En vertu du principe d'"universalité", les allocations familiales sont actuellement versées à tous les ménages à partir de deux enfants. Leur montant est le même pour une famille modeste et pour une famille aisée: 129,35 euros pour deux enfants, 295,05 pour trois enfants, 460,77 pour quatre.
La ministre des Affaires sociales Marisol Touraine s'est montrée réservée sur une remise en cause de ce principe. "Cette proposition n'est pas celle du gouvernement", qui va néanmoins en discuter avec les parlementaires, a-t-elle réagi. Le porte-parole du gouvernement Stéphane Le Foll ne s'est pas non plus prononcé.

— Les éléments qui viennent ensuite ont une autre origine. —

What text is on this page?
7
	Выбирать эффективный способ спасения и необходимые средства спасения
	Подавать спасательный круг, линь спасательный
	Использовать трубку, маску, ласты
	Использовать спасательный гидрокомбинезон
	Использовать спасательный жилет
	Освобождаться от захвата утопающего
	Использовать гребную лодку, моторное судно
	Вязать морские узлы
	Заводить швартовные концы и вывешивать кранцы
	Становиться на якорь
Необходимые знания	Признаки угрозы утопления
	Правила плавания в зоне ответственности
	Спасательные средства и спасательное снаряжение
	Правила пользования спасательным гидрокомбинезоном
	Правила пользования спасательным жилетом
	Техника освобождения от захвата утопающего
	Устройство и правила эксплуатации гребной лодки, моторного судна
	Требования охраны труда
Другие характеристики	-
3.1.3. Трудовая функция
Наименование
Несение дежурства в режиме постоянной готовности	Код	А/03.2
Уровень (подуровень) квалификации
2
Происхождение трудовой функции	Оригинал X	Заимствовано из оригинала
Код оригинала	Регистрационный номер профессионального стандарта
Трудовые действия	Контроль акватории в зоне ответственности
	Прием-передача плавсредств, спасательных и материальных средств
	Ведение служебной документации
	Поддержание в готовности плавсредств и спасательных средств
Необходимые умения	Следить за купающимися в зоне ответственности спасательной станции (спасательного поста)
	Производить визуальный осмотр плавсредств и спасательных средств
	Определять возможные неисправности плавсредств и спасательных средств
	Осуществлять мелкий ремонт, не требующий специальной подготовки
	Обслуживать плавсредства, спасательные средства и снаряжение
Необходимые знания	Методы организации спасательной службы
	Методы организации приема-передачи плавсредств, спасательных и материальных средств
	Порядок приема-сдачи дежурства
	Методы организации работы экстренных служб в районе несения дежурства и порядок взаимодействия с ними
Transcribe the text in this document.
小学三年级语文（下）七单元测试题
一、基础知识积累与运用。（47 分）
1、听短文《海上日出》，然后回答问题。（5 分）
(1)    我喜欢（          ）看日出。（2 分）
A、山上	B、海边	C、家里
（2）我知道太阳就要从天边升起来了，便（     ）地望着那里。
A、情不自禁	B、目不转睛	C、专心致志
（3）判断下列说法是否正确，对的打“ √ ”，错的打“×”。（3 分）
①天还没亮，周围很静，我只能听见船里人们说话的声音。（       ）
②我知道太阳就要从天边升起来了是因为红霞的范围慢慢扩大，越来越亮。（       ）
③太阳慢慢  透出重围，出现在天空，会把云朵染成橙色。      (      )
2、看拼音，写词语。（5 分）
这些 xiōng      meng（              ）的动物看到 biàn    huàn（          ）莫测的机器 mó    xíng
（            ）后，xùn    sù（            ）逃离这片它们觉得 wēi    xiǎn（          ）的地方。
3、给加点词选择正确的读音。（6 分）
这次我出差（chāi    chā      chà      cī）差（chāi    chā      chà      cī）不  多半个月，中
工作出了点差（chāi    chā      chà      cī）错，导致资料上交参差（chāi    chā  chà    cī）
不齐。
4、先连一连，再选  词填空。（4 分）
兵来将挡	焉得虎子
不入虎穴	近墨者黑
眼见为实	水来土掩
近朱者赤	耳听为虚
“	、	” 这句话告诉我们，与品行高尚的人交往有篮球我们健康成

Une tentative de Jospin en 1997
En 2013 déjà, la question s'était posée à l'occasion de la réforme de la politique familiale. Alors que l'idée d'une modulation avait initialement semblé tenir la corde, le gouvernement avait finalement tranché en faveur d'une nouvelle baisse du plafond du quotient familial.
Un rapport remis au gouvernement pour préparer cette réforme avait pourtant listé plusieurs scénarios, qui auraient généré 450 millions à 1,5 milliard d'euros d'économies, selon les seuils retenus.
Une source gouvernementale assurait mercredi que le gouvernement serait favorable à une modulation, mais que François Hollande y est opposé car il reste traumatisé par la tentative infructueuse de réforme de Lionel Jospin.
En 1997, Lionel Jospin avait en effet décidé de conditionner le versement des allocations familiales à un plafond de revenus. Mais un an après son entrée en vigueur, il avait dû retirer cette réforme impopulaire.A droite, Alain Juppé, en 1996, avait de son côté renoncé à imposer les allocations familiales.
Le sujet reste sensible, comme en témoignent les réactions. L'Union nationale des associations familiales (Unaf) a jugé que la modulation serait une voie "désastreuse" et "irresponsable".
Pour le Front national, "le principe d'universalité des allocations ne doit pas être remis en cause, ni sacrifié sur l'autel de l'austérité bruxelloise".
A l'autre bout de l'échiquier politique, Le Front de gauche défend également "l'universalité des prestations sociales", un "acquis du Conseil national de la résistance".
L'ex-secrétaire d'Etat à la Famille Nadine Morano (UMP) s'est de son côté dite "favorable à un plafonnement", qui serait aussi fonction du nombre d'enfants.
En 2010 pourtant, le gouvernement de François Fillon - dont elle faisait partie - avait exclu de soumettre les allocations familiales à des conditions de ressources, comme l'avait proposé Jacques Attali dans un rapport.